Sushi, Lobster and the herd mentality
The nation's food stamp program is out of control. The public knows about it, Congress heard about it, and the President brags about it.
I'm in China right now for another 3 months. My access to cable TV is non-existent, so I miss all the main-stream hype I get back home.
Anyway, my mother is telling me on Skype that Fox News ran a story about a California surfer guy, Jason Greenslate, buying sushi and lobster with his EBT card. Yeah, I'm not surprised, but my 80-year mother, who really has to watch her pennies, is shocked!
I'm telling my mother that such things are common place these days. Honestly, she is so naive, that I feel sorry for her sometimes.

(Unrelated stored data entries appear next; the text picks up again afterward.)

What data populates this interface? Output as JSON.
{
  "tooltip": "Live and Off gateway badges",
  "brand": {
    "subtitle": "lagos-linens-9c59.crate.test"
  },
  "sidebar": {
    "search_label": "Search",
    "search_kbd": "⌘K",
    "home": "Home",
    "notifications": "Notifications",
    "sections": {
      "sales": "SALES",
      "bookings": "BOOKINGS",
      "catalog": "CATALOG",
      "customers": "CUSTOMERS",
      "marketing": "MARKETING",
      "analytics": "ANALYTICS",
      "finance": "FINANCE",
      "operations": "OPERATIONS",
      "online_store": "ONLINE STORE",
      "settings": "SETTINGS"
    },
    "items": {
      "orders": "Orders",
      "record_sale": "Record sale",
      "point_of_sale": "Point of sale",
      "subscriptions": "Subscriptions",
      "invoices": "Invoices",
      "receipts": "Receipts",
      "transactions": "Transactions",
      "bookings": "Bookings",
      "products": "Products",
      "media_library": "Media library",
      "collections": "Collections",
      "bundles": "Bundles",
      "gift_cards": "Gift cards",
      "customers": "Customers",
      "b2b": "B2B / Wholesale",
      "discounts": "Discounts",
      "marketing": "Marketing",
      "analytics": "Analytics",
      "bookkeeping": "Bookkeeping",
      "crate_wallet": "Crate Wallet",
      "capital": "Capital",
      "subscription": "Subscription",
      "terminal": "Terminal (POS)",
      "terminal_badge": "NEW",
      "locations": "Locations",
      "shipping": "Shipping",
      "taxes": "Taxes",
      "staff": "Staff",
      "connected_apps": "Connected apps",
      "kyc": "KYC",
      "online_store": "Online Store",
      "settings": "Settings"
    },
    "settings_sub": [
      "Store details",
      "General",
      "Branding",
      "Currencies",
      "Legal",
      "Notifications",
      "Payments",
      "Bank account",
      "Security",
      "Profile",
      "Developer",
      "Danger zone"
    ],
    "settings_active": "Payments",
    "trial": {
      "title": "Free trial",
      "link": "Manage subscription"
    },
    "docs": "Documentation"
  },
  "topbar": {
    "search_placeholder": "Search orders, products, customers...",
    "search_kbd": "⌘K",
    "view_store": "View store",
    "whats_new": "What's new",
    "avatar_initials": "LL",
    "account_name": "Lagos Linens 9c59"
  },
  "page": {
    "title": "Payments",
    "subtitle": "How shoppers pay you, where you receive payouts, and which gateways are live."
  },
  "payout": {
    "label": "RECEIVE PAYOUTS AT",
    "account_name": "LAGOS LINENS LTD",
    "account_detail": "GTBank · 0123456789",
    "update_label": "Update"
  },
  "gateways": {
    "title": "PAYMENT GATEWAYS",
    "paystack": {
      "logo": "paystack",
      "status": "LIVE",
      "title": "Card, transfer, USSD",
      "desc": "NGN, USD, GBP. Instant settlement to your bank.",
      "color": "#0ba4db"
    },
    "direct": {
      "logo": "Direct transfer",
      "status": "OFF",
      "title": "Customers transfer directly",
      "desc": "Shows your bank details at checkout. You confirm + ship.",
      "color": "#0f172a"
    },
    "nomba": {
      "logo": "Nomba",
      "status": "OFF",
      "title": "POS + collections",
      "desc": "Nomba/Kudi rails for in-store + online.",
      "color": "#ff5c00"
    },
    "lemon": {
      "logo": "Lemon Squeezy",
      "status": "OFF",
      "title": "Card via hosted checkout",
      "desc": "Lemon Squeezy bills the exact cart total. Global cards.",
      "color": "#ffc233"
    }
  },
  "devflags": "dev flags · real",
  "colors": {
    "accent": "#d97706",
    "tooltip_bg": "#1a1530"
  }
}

This brings me to an observation. The tax-payers all detest such waste and frivolity, the takers all laugh, but the progressives, who allow it to happen, all brag about it to their friends, "Look at what we have given to America!"
This isn't a theory, it's common knowledge. The progressives that support socialism know that their power and control come from redistributing shekels to the unwashed. The unwashed keep the progressives in power as long as the welfare programs are free and available.
Just for fun, I have an analogy. Socialism can be seen in animals, specifically breeding stock. Cows come to mind. We can call it the herd mentality. The herd mentality demonstrates that people are like cows, they graze the ranch for whatever comes their way. Often they have to roam and forage for food, that would be capitalism. Then, there are those cows that wait by the water trough for the rancher to throw hay on the ground - that would be socialism.
Both systems seem to work in the world of cows, but if you have ever lived on a ranch, like I have, you will notice something about cows. The ones that roam are much leaner and healthier. They even live longer and breed better (true, not BS). The ones that wait around by the trough seem lethargic and unmotivated.
This is the inspiring, or sad part, depending on your point of view. The rancher that sits on his front porch and admires the view of his empire is an opportunist. He looks at the number cows in the pasture and counts his wealth knowing that next year will bring a bigger herd mostly because of the cows that roam and breed. The progressive who sits in his ivory tower and counts his cows is nervous. He knows that most of his cows are lazy and don't seem to want to breed unless he continues to feed them hay.
There is only one moral to the story. If you want to be a cow that buys sushi and lobster on your EBT card, make damn sure the rancher doesn't decide one day to send you to the slaughter house.